McDonald’s Corp. is cutting 225 jobs, more than half of them at the company’s headquarters, as the struggling burger giant streamlines operations and cuts expenses.
The cuts include 135 layoffs at the company’s headquarters in Oak Brook, Ill., according to an Illinois state layoff notice released today. The layoffs took place last month. It also includes 90 employees overseas, according to a company spokeswoman.
“We do not take decisions that impact jobs lightly, but we committed in May to implement meaningful changes to reset our business, remove layers and find cost efficiencies, and we are acting with a sense of urgency on that commitment,” company spokeswoman Heidi Barker Sa Shekhem said in a statement.
The cuts come on top of 63 layoffs made at headquarters back in February.
The layoffs have long been expected as the company has restructured its operations to eliminate bureaucracy and make quicker decisions.
In May, the company announced a turnaround plan highlighted by a restructuring that included $300 million in annual general and administrative savings by the end of 2017. Executives have hinted that these savings would come at least in part in the form of job cuts.
“We’re putting the right people in the right places,” CEO Steve Easterbrook said during his turnaround statement in early May. “We’ll be conducting an additional review of our corporate functions in the coming weeks and reducing G&A [general and administrative expenses] as we look to align our support more closely with the new structure.”
On the company’s second quarter earnings call last month, Chief Financial Officer Kevin Ozan said that the company “made important changes in our corporate and support teams, which included the elimination of some international and home-office positions. While these types of changes are never easy, they were right for the business and will result in a leaner, more agile organization that can better respond to market conditions and most importantly, our customers.”

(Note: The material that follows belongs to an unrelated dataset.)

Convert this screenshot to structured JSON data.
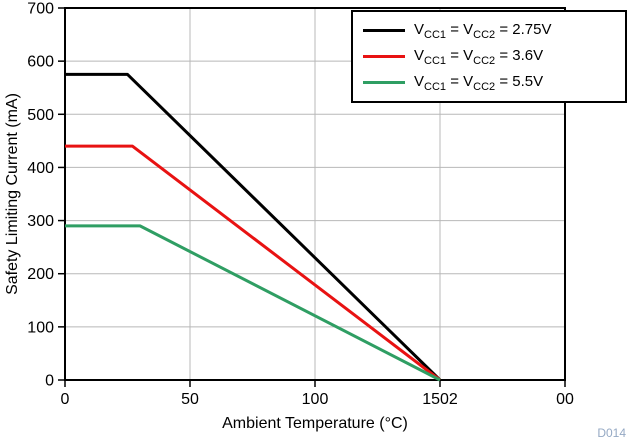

The changes have come as McDonald’s fights to reverse a brutal sales slump, particularly in its home U.S. market, where competitors are eating into the chain’s massive market share.
Same-store sales in the company’s second quarter, for instance, declined 2 percent. Sales have been deteriorating at the chain for three years.
“There is no silver bullet,” Easterbrook said on the call. “No one move will turn a business that’s been in decline for three years.”
This article has been revised to reflect the following correction:
Correction: Aug. 6, 2015 An earlier version of this article incorrectly stated when the layoffs were to occur. The layoffs took place last month.